La norma di cui all’art. 366 bis c.p.c. è d’altro canto insuscettibile di essere interpretata nel senso che il quesito di diritto possa, e a fortiori debba, desumersi implicitamente dalla formulazione del motivo, giacchè una siffatta interpretazione si risolverebbe nell’abrogazione tacita della norma in questione (v.

Cass. Sez. Un., 5/2/2008, n. 2658; Cass., Sez. Un., 26/03/2007, n. 7258).

I motivi con i quali si denunzia vizio di motivazione non recano invero la “chiara indicazione” -nei termini più sopra indicati- delle “ragioni” delle doglianze, tale non potendosi invero considerare quanto indicato a pag. 28 del ricorso, inammissibilmente rimettendosene l’individuazione all’attività esegetica di questa Corte, a fortiori non consentita in presenza di formulazione come nella specie altresì carente di autosufficienza.

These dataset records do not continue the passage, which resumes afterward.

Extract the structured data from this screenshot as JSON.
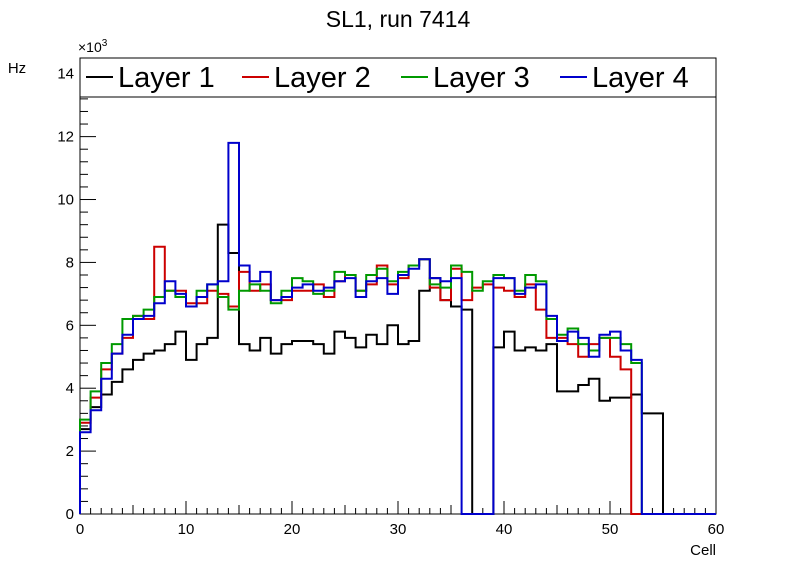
{
  "chart_data": {
    "type": "histogram-step",
    "title": "SL1, run 7414",
    "xlabel": "Cell",
    "ylabel": "Hz",
    "y_exponent_label": "×10",
    "y_exponent_power": "3",
    "xlim": [
      0,
      60
    ],
    "ylim": [
      0,
      14.5
    ],
    "xticks": [
      0,
      10,
      20,
      30,
      40,
      50,
      60
    ],
    "yticks": [
      0,
      2,
      4,
      6,
      8,
      10,
      12,
      14
    ],
    "y_units_scale": 1000,
    "legend_position": "top",
    "grid": false,
    "series": [
      {
        "name": "Layer 1",
        "color": "#000000",
        "values": [
          2.7,
          3.4,
          3.8,
          4.2,
          4.6,
          4.9,
          5.1,
          5.2,
          5.4,
          5.8,
          4.9,
          5.4,
          5.6,
          9.2,
          8.3,
          5.4,
          5.2,
          5.6,
          5.1,
          5.4,
          5.5,
          5.5,
          5.4,
          5.1,
          5.8,
          5.6,
          5.3,
          5.7,
          5.4,
          6.0,
          5.4,
          5.5,
          7.1,
          7.5,
          6.8,
          6.6,
          6.5,
          0,
          0,
          5.3,
          5.8,
          5.2,
          5.3,
          5.2,
          5.4,
          3.9,
          3.9,
          4.1,
          4.3,
          3.6,
          3.7,
          3.7,
          3.8,
          3.2,
          3.2,
          0,
          0,
          0,
          0,
          0
        ]
      },
      {
        "name": "Layer 2",
        "color": "#cc0000",
        "values": [
          2.9,
          3.7,
          4.6,
          5.1,
          5.6,
          6.3,
          6.2,
          8.5,
          7.1,
          7.1,
          6.7,
          6.7,
          7.1,
          7.0,
          6.6,
          7.7,
          7.1,
          7.3,
          6.8,
          6.8,
          7.1,
          7.1,
          7.3,
          6.9,
          7.4,
          7.6,
          7.1,
          7.3,
          7.9,
          7.3,
          7.5,
          7.9,
          8.1,
          7.2,
          6.8,
          7.8,
          6.8,
          7.2,
          7.3,
          7.2,
          7.1,
          6.9,
          7.3,
          6.5,
          5.6,
          5.6,
          5.4,
          5.0,
          5.4,
          5.6,
          5.0,
          4.6,
          0,
          0,
          0,
          0,
          0,
          0,
          0,
          0
        ]
      },
      {
        "name": "Layer 3",
        "color": "#009900",
        "values": [
          3.0,
          3.9,
          4.8,
          5.4,
          6.2,
          6.3,
          6.5,
          6.9,
          7.1,
          6.9,
          6.6,
          7.1,
          7.3,
          6.9,
          6.5,
          7.1,
          7.3,
          7.1,
          6.7,
          7.1,
          7.5,
          7.4,
          7.0,
          7.1,
          7.7,
          7.6,
          7.1,
          7.6,
          7.8,
          7.4,
          7.7,
          7.9,
          8.1,
          7.3,
          7.2,
          7.9,
          7.7,
          7.1,
          7.4,
          7.6,
          7.5,
          7.1,
          7.6,
          7.4,
          6.2,
          5.7,
          5.9,
          5.4,
          5.2,
          5.6,
          5.6,
          5.4,
          4.8,
          0,
          0,
          0,
          0,
          0,
          0,
          0
        ]
      },
      {
        "name": "Layer 4",
        "color": "#0000cc",
        "values": [
          2.6,
          3.3,
          4.3,
          5.1,
          5.7,
          6.2,
          6.3,
          6.7,
          7.4,
          7.0,
          6.6,
          6.9,
          7.3,
          7.4,
          11.8,
          7.9,
          7.4,
          7.7,
          6.8,
          6.9,
          7.2,
          7.3,
          7.1,
          7.2,
          7.4,
          7.5,
          6.9,
          7.4,
          7.5,
          7.0,
          7.6,
          7.8,
          8.1,
          7.5,
          7.4,
          7.5,
          0,
          0,
          0,
          7.5,
          7.5,
          7.0,
          7.2,
          7.3,
          6.3,
          5.5,
          5.8,
          5.6,
          5.0,
          5.7,
          5.8,
          5.2,
          4.9,
          0,
          0,
          0,
          0,
          0,
          0,
          0
        ]
      }
    ]
  }
}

I motivi si palesano pertanto privi dei requisiti a pena di inammissibilità richiesti dai sopra richiamati articoli, nella specie applicantisi nel testo modificato dal D.Lgs. 2 febbraio 2006, n. 40, essendo stata l’impugnata sentenza pubblicata successivamente alla data (2 marzo 2006) di entrata in vigore del medesimo”;

atteso che la relazione è stata comunicata al P.G. e notificata ai difensori delle parti costituite;

rilevato che le parti non hanno presentato memoria, nè vi è stata richiesta di audizione in camera di consiglio;

considerato che il P.G. ha condiviso la relazione;

rilevato che a seguito della discussione sul ricorso tenuta nella camera di consiglio il collegio ha condiviso le osservazioni esposte nella relazione;

ritenuto che il ricorso deve essere dichiarato pertanto inammissibile;

considerato che le spese, liquidate come in dispositivo, seguono la soccombenza.

P.Q.M.

La Corte dichiara inammissibile il ricorso. Condanna il ricorrente al pagamento delle spese del giudizio di cassazione, che liquida in complessivi Euro 2.600,00, di cui Euro 2.400,00 per onorari, oltre spese a generali ed accessori come per legge.

Così deciso in Roma, il 9 giugno 2011.